Android

Build on Android using Termux

Termux is an Android terminal emulator and Linux environment app (no root required). As of writing, Termux is available experimentally in the Google Play Store; otherwise, it may be obtained directly from the project repo or on F-Droid.

With Termux, you can install and run llama.cpp as if the environment were Linux. Once in the Termux shell:

$ apt update && apt upgrade -y
$ apt install git cmake

Then, follow the build instructions, specifically for CMake.

Once the binaries are built, download your model of choice (e.g., from Hugging Face). It's recommended to place it in the ~/ directory for best performance:

$ curl -L {model-url} -o ~/{model}.gguf

Then, if you are not already in the repo directory, cd into llama.cpp and:

$ ./build/bin/llama-simple -m ~/{model}.gguf -c {context-size} -p "{your-prompt}"

Here, we show llama-simple, but any of the executables under examples should work, in theory. Be sure to set context-size to a reasonable number (say, 4096) to start with; otherwise, memory could spike and kill your terminal.

To see what it might look like visually, here's an old demo of an interactive session running on a Pixel 5 phone:

https://user-images.githubusercontent.com/271616/225014776-1d567049-ad71-4ef2-b050-55b0b3b9274c.mp4

Cross-compile using Android NDK

It's possible to build llama.cpp for Android on your host system via CMake and the Android NDK. If you are interested in this path, ensure you already have an environment prepared to cross-compile programs for Android (i.e., install the Android SDK). Note that, unlike desktop environments, the Android environment ships with a limited set of native libraries, and so only those libraries are available to CMake when building with the Android NDK (see: https://developer.android.com/ndk/guides/stable_apis.)

Once you're ready and have cloned llama.cpp, invoke the following in the project directory:

$ cmake \
  -DCMAKE_TOOLCHAIN_FILE=$ANDROID_NDK/build/cmake/android.toolchain.cmake \
  -DANDROID_ABI=arm64-v8a \
  -DANDROID_PLATFORM=android-28 \
  -DCMAKE_C_FLAGS="-march=armv8.7a" \
  -DCMAKE_CXX_FLAGS="-march=armv8.7a" \
  -DGGML_OPENMP=OFF \
  -DGGML_LLAMAFILE=OFF \
  -B build-android

Notes:

While later versions of Android NDK ship with OpenMP, it must still be installed by CMake as a dependency, which is not supported at this time
llamafile does not appear to support Android devices (see: https://github.com/Mozilla-Ocho/llamafile/issues/325)

The above command should configure llama.cpp with the most performant options for modern devices. Even if your device is not running armv8.7a, llama.cpp includes runtime checks for available CPU features it can use.

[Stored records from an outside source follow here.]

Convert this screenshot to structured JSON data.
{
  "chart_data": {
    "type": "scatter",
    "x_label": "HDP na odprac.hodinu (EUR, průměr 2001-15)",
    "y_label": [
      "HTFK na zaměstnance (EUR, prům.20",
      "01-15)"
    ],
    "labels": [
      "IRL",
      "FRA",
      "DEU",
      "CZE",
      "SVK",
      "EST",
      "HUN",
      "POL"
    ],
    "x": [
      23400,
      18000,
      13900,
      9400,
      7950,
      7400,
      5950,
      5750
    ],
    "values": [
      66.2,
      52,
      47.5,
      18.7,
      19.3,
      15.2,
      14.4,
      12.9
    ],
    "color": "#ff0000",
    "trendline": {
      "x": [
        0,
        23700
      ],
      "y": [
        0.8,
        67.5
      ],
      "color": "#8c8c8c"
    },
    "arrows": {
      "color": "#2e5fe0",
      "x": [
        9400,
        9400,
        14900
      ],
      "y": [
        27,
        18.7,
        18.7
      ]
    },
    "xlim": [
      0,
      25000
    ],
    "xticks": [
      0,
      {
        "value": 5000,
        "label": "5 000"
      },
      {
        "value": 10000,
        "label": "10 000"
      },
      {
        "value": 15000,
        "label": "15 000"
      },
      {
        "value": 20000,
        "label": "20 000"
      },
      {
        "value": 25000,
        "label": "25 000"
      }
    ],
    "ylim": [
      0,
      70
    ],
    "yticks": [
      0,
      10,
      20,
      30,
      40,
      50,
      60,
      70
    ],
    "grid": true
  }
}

Feel free to adjust the Android ABI for your target. Once the project is configured:

$ cmake --build build-android --config Release -j{n}
$ cmake --install build-android --prefix {install-dir} --config Release

After installing, go ahead and download the model of your choice to your host system. Then:

$ adb shell "mkdir /data/local/tmp/llama.cpp"
$ adb push {install-dir} /data/local/tmp/llama.cpp/
$ adb push {model}.gguf /data/local/tmp/llama.cpp/
$ adb shell

In the adb shell:

$ cd /data/local/tmp/llama.cpp
$ LD_LIBRARY_PATH=lib ./bin/llama-simple -m {model}.gguf -c {context-size} -p "{your-prompt}"

That's it!

Be aware that Android will not find the library path lib on its own, so we must specify LD_LIBRARY_PATH in order to run the installed executables. Android does support RPATH in later API levels, so this could change in the future. Refer to the previous section for information about context-size (very important!) and running other examples.